The Ouray Mercantile on Main Street is the only grocery in town and is small. Hours are 7 AM to 9 PM daily. For a full grocery run, drive 10 minutes north to the City Market in Ridgway. Montrose, 37 miles north, has Walmart and Target.

Gas in Ouray is expensive. Fill up in Montrose or Ridgway before arriving. The single gas station in town runs about 40 cents per gallon more than Montrose prices. On the Million Dollar Highway, gas is scarce; Silverton is the next stop south and also expensive.

Dispensaries are legal in Colorado but Ouray has only one in town, Main Street Medical. Hours limited. For more selection, Montrose has several shops.
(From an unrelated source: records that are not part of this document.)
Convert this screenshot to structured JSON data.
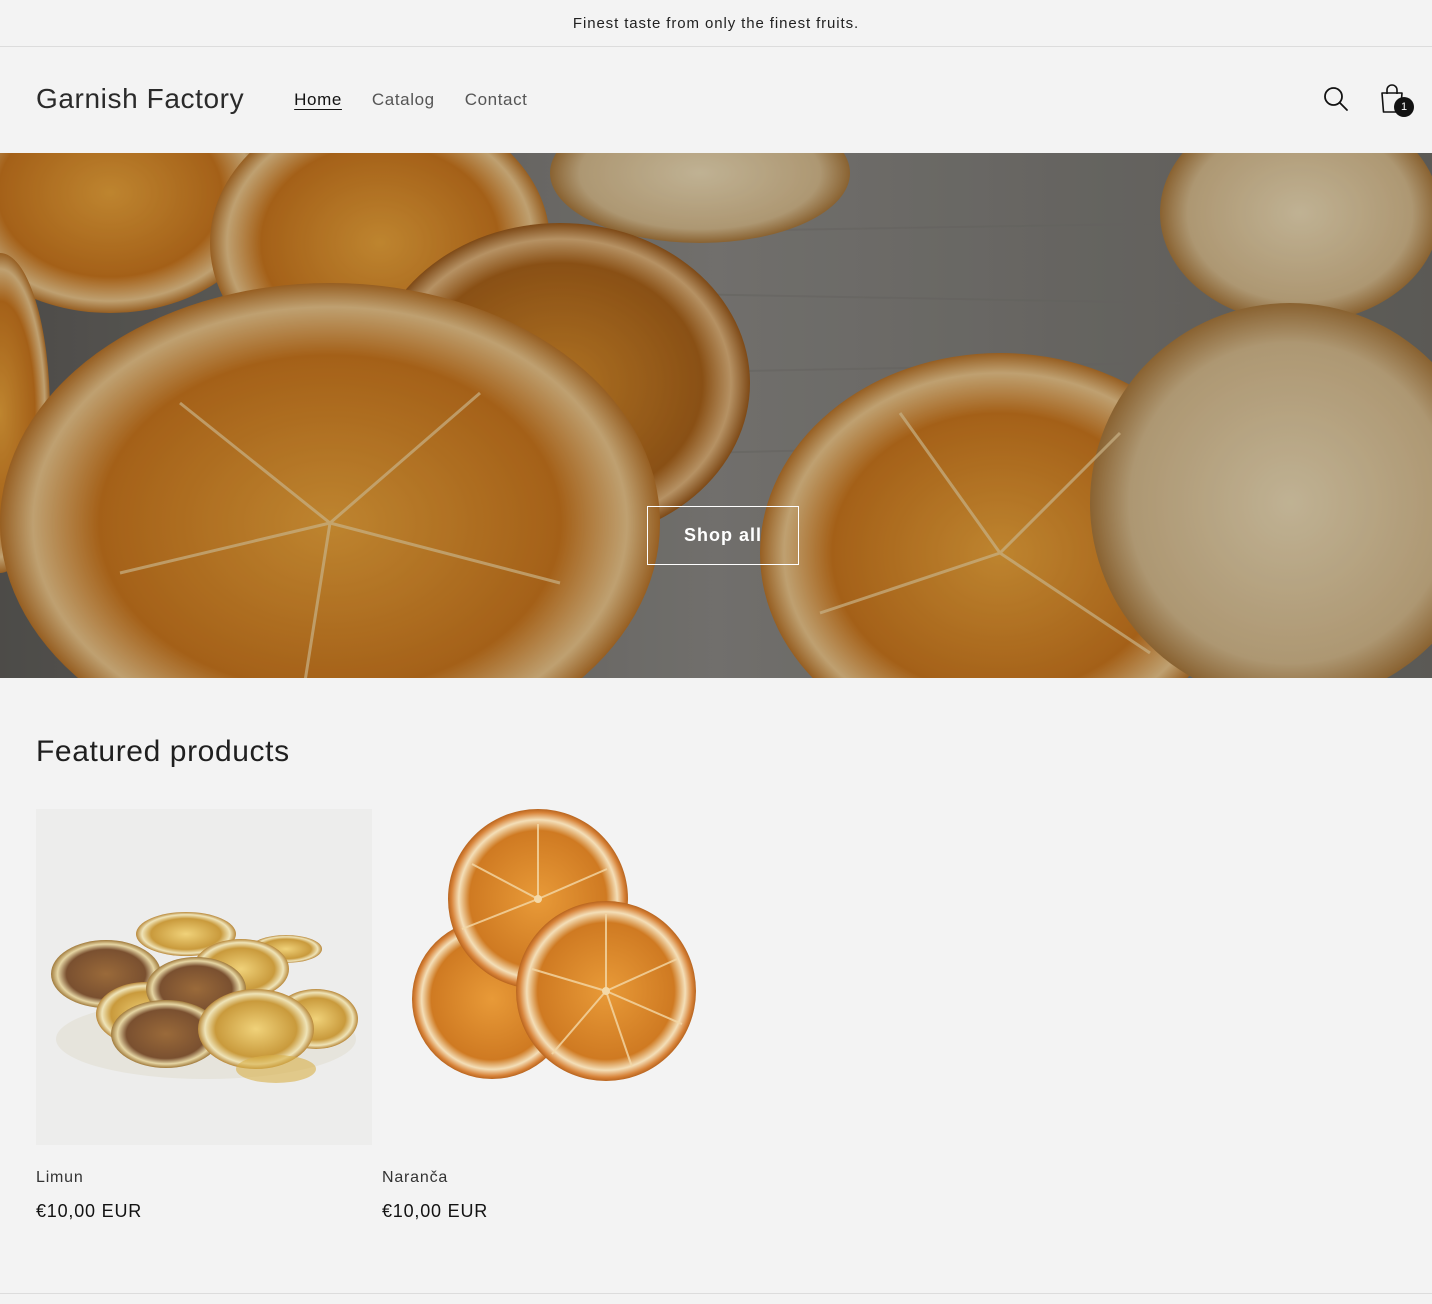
{
  "announcement": {
    "text": "Finest taste from only the finest fruits."
  },
  "header": {
    "logo": "Garnish Factory",
    "nav": [
      {
        "label": "Home",
        "active": true
      },
      {
        "label": "Catalog",
        "active": false
      },
      {
        "label": "Contact",
        "active": false
      }
    ],
    "search_icon": "search-icon",
    "cart_icon": "cart-icon",
    "cart_count": "1"
  },
  "hero": {
    "button_label": "Shop all",
    "image": "dried orange and apple slices on wooden table"
  },
  "featured": {
    "heading": "Featured products",
    "products": [
      {
        "title": "Limun",
        "price": "€10,00 EUR",
        "image": "dried lemon slices"
      },
      {
        "title": "Naranča",
        "price": "€10,00 EUR",
        "image": "dried orange slices"
      }
    ]
  },
  "colors": {
    "background": "#f3f3f3",
    "text": "#121212",
    "badge": "#121212"
  }
}
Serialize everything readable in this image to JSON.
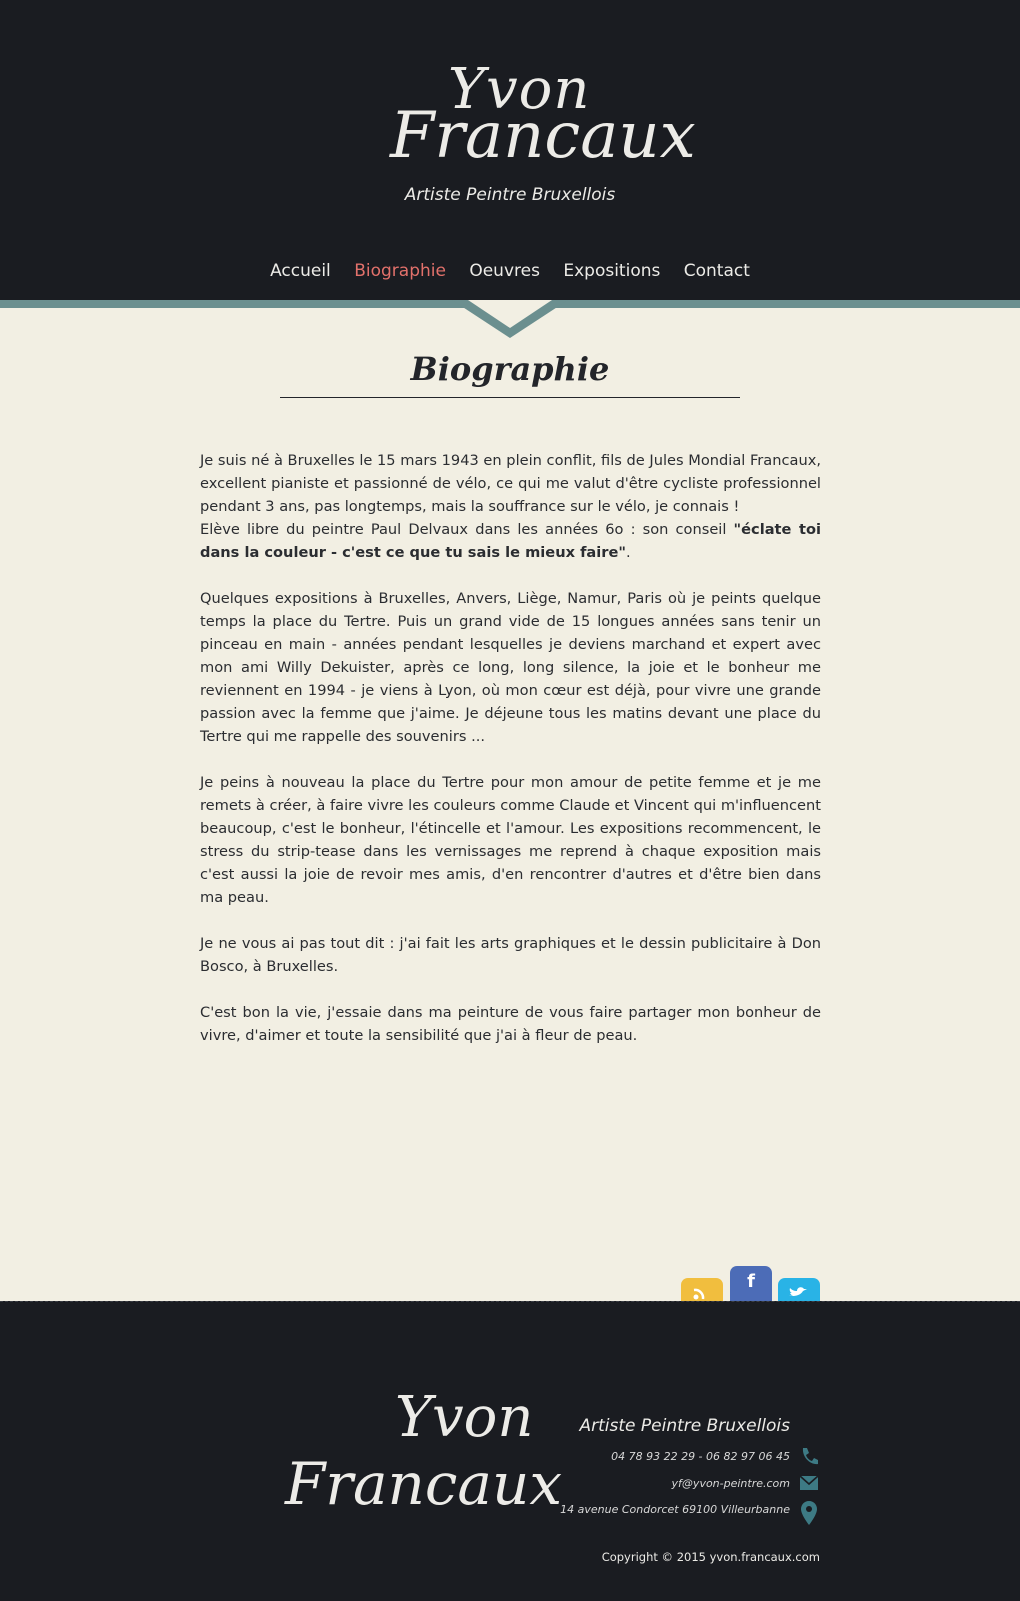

Consumption is only legal on private property where permitted; no smoking on federal trails, at the hot springs, or in the ice park.

Quirks worth knowing. Ouray is a small town and locals greet each other (and often visitors) on the street; a nod is appreciated. Mule deer walk through yards and across Main Street in the early morning and evening; drive carefully. The Christmas lights on Main Street go up in mid-November and stay up through March; the town leans into winter. Parking in peak summer can require walking five blocks; plan accordingly. The sulfur smell along the river is natural geothermal activity and not sewage. Ice climbers arriving in January often double-park on Main Street for gear swaps; this is tolerated. The one thing locals ask of visitors is that you slow down when you drive through the canyon; the road is narrow, the cyclists are real, and the drop-offs are permanent.